There also have been delays in getting newly finished homes hooked up to gas and electric service because of understaffing at some utility companies, Eveleigh said.

“That’s been a little tricky,” he said. “It’s definitely a challenge to keep a project on schedule.”

Material prices are rising, in part because of recent hurricanes that hit the southern United States. And an ongoing trade dispute over Canadian softwood lumber could have a larger negative impact on the construction industry than the steel and aluminum tariffs, Eveleigh said.

Andy Chadwick, owner, A & R Flatwork & Poured Walls

If you want Andy Chadwick to build a poured-wall basement for your new home, you have a one-in-four chance that he’ll do it.

“We’re really busy. We have to pick our customers this time of year,” he said. “We turn down three jobs for every job we do.”

In addition to basements, A & R installs driveways, sidewalks and decorative concrete work, mainly as a subcontractor for new-home general contractors. Chadwick also builds basements and does other concrete for small commercial projects.

Chadwick, who employs three workers, has been in business for 25 years.

The company built 85 residential basements last year and expects to build about the same number this year, he said. The lack of available labor has constrained the number of projects the company can do.

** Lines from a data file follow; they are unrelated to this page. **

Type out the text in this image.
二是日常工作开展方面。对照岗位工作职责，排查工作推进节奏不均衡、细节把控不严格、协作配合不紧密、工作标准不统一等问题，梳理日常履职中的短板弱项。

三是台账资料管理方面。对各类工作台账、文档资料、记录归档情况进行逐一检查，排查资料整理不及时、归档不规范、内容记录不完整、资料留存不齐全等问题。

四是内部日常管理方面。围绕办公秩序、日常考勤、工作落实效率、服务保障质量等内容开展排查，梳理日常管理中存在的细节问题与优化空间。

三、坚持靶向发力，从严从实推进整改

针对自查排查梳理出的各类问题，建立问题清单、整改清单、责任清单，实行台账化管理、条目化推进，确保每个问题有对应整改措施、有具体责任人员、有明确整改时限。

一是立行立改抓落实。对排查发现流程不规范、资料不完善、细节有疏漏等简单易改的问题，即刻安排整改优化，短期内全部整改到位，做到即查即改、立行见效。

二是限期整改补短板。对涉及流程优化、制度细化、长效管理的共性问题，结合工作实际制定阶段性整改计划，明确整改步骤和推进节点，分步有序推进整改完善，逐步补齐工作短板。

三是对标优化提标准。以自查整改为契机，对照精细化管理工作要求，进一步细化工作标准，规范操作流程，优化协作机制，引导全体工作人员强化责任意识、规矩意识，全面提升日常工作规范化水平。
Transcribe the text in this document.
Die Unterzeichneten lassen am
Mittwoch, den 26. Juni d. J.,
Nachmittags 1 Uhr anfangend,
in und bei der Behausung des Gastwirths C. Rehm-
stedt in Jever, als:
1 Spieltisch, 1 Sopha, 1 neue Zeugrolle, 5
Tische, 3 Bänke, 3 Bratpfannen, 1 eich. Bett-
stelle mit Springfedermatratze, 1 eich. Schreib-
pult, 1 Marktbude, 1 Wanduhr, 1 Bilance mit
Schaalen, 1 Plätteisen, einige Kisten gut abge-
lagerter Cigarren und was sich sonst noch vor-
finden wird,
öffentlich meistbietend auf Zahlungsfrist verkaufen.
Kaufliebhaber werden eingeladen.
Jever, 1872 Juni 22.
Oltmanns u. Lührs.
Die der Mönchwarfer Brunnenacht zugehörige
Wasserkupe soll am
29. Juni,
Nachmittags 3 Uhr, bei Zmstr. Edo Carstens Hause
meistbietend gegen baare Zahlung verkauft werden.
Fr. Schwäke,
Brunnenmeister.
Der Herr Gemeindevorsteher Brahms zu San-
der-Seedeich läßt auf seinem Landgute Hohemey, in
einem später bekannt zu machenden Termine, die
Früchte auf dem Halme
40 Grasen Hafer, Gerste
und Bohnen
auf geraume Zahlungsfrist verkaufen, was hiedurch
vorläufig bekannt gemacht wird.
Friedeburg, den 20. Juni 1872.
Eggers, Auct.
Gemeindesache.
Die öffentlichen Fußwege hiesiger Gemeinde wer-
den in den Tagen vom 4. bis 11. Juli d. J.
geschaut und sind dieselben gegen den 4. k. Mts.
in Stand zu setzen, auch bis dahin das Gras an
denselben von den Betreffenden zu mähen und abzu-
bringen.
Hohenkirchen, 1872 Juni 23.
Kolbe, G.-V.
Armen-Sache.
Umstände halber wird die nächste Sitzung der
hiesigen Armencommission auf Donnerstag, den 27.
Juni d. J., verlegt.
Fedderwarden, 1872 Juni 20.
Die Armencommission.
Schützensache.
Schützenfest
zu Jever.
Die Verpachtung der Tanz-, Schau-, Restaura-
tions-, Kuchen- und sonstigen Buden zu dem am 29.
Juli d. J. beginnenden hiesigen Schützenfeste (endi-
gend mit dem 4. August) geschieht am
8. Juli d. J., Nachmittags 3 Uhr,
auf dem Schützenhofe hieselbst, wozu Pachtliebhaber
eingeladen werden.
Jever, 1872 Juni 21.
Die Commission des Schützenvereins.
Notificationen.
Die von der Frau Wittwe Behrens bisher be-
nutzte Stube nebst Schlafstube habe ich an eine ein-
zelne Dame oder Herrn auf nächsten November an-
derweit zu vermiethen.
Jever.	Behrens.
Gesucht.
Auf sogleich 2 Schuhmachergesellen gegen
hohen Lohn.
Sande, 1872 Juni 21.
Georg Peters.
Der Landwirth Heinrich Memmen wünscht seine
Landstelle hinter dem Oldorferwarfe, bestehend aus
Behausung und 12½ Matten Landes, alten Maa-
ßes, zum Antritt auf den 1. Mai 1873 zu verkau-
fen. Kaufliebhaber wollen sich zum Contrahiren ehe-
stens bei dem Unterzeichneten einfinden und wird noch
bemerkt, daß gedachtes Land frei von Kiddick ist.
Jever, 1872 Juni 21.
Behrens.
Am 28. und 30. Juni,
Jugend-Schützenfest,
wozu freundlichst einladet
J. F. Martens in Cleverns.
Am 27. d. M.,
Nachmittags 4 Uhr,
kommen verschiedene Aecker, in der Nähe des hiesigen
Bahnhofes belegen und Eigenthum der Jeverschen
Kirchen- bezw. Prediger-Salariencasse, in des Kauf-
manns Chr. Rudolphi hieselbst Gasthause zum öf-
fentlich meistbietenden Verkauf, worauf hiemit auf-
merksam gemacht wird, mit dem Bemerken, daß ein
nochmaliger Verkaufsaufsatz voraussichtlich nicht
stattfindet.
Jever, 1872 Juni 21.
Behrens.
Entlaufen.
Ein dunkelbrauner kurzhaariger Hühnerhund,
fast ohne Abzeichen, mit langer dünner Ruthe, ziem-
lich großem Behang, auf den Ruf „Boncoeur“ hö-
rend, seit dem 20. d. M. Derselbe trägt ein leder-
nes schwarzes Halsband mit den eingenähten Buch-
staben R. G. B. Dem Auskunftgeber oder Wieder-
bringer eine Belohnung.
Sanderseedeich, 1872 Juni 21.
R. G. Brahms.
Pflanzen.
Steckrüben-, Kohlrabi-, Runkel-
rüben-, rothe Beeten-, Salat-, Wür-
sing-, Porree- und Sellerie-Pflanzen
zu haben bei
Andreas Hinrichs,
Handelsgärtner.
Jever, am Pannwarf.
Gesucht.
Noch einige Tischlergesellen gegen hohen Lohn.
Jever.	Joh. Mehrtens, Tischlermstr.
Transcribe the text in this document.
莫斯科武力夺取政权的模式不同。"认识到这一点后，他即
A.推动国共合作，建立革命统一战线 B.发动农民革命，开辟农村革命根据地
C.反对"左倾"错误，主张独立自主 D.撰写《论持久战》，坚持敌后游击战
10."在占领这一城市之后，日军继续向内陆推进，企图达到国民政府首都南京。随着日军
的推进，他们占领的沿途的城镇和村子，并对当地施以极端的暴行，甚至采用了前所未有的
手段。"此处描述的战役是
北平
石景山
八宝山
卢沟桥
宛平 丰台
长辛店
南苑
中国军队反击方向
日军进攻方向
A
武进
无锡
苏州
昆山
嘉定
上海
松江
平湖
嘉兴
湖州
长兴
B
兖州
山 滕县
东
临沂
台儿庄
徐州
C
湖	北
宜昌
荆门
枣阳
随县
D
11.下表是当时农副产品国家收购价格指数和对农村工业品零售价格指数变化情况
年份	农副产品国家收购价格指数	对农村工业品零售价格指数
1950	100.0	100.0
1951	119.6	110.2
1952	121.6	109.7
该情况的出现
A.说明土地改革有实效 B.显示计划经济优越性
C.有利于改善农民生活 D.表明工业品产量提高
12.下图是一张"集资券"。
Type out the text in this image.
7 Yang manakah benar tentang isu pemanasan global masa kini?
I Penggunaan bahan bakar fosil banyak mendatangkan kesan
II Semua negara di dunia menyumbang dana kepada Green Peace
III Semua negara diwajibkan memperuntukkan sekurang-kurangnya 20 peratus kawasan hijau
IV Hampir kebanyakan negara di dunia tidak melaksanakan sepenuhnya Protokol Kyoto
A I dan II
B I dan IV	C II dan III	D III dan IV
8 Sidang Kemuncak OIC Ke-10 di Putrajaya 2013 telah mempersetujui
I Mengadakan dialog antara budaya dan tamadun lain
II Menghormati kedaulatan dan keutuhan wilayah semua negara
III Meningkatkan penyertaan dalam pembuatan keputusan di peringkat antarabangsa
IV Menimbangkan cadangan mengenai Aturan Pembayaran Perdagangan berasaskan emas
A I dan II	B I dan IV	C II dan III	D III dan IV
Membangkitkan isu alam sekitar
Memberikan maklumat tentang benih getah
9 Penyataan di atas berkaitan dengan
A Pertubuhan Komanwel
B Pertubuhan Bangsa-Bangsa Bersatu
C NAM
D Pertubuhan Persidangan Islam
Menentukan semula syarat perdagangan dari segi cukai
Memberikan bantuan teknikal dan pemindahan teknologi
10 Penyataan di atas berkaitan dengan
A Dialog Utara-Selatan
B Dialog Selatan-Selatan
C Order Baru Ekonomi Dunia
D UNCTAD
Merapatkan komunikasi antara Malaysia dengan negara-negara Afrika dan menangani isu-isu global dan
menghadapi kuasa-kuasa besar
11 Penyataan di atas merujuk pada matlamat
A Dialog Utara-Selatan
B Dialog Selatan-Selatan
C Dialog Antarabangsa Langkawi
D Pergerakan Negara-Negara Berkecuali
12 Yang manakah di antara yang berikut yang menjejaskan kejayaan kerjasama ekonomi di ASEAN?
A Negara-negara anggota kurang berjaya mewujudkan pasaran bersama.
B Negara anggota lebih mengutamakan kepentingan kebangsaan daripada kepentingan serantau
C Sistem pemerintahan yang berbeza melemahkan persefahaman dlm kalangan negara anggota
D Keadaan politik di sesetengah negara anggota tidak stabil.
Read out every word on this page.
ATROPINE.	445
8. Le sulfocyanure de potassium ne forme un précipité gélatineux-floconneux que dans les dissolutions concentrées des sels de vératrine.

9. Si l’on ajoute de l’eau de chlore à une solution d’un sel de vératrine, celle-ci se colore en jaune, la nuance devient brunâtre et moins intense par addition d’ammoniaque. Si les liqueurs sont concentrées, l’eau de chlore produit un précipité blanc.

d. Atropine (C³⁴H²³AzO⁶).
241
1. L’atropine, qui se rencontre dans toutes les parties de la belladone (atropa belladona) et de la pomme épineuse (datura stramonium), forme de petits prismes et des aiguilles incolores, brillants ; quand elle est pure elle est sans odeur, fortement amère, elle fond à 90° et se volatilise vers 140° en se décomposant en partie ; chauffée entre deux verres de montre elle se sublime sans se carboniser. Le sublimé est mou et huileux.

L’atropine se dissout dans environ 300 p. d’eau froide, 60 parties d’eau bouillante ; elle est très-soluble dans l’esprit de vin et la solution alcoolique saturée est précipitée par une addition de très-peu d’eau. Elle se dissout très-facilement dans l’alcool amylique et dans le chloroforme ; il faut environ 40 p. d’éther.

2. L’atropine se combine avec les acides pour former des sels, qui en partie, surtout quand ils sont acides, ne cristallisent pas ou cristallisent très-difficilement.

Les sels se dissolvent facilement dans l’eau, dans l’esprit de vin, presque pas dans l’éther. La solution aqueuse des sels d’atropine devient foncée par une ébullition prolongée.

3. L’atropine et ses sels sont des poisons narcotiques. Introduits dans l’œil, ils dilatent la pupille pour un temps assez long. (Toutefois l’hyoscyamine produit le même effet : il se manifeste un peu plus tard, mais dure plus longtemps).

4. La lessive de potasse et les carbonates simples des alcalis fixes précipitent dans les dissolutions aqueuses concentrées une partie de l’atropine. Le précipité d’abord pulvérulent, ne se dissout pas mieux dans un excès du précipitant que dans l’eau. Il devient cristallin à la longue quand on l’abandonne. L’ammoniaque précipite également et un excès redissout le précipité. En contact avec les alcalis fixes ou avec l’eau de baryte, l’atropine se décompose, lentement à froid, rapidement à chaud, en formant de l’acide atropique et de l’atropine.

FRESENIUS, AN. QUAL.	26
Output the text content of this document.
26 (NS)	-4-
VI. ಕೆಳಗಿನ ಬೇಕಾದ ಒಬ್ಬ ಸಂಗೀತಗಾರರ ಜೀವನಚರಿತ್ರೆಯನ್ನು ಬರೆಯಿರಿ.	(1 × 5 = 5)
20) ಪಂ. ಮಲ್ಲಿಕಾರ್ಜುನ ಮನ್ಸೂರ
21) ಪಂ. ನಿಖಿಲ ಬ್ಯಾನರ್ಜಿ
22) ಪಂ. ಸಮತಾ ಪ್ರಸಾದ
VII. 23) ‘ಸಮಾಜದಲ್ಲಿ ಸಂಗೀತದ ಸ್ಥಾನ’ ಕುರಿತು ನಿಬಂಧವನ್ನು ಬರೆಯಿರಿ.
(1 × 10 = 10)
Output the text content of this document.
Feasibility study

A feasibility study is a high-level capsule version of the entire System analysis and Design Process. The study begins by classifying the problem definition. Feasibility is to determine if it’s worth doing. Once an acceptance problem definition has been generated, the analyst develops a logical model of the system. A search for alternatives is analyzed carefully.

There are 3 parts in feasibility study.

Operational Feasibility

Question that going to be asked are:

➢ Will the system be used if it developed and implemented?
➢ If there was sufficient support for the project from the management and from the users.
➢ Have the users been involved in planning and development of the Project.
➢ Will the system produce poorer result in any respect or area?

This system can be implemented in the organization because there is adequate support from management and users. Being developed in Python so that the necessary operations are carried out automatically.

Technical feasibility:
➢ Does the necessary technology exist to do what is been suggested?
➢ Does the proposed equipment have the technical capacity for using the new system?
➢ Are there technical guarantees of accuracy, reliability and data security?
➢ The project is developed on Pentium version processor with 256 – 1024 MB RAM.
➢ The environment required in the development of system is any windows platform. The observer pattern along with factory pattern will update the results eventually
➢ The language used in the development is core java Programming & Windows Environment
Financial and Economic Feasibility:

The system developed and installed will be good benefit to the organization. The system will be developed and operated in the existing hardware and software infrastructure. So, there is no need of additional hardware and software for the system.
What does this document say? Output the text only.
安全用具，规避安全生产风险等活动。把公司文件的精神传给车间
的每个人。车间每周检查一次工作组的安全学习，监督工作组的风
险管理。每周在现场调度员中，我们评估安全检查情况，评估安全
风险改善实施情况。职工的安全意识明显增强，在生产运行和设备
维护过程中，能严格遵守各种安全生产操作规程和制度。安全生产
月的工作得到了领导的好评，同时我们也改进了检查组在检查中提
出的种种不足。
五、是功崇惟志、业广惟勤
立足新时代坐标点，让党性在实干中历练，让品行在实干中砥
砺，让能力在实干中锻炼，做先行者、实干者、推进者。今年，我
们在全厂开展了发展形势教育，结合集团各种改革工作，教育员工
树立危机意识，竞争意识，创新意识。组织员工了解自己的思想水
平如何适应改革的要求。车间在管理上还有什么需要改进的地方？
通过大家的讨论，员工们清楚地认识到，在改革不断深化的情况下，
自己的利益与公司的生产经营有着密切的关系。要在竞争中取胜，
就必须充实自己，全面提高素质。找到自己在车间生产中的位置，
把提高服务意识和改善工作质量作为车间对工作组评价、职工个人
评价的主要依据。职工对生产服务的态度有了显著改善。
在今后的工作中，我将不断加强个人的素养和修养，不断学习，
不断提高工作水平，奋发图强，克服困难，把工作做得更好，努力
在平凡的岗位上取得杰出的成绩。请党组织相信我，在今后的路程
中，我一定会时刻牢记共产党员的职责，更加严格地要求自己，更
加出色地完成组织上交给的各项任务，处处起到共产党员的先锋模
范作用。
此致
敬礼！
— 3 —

Chadwick said a major concern is the possible impact of steel tariffs.

“That would definitely affect us,” he said. “We go through two tons of rerod [a steel reinforcing rod] a week.”

The small size of his company is an advantage in dealing with price increases or a downturn in business, Chadwick said.

“We’re a small enough company that if something does happen, we can adjust,” he said.

Blaine Vadeboncoeur, owner, Top Line Electric, Traverse City

Like many other companies in the booming construction industry, Blaine Vadeboncoeur regularly turns down jobs he doesn’t have the resources to take on, which he finds disconcerting.

“We used to kick and scratch to keep people working,” he said. “It’s taken a little practice to say no.”

Even though Top Line Electric is a fairly large company that employs 29 people, the lack of skilled workers in the area is limiting its growth.

“We’re trying not to overextend ourselves because of the labor shortage,” Vadeboncoeur said. “We’re staying within ourselves as much as possible and not getting too greedy with new work.”

While Top Line has as much work as it can handle, Vadeboncoeur said rising labor and material costs are a concern.

“We’ve raised wages 15 to 20 percent over the past three years,” he said.

And current escalating material prices for projects that were bid months ago challenge profitability.

“It’s a tough thing,” Vadeboncoeur said. “You have to decide whether to order materials now and store them. It’s a gamble every time.”

The announcement of steel and aluminum tariffs in early March prompted some of Vadeboncoeur’s suppliers to boost prices.

“We were getting notices from some suppliers that prices were going up seven to 10 percent in the next week, and if we needed anything we should buy it now,” he said.

But those worries have been trumped by the increased business Top Line and other companies are experiencing, Vadeboncoeur said.

“It’s great for the area to see all the growth and opportunity,” he said.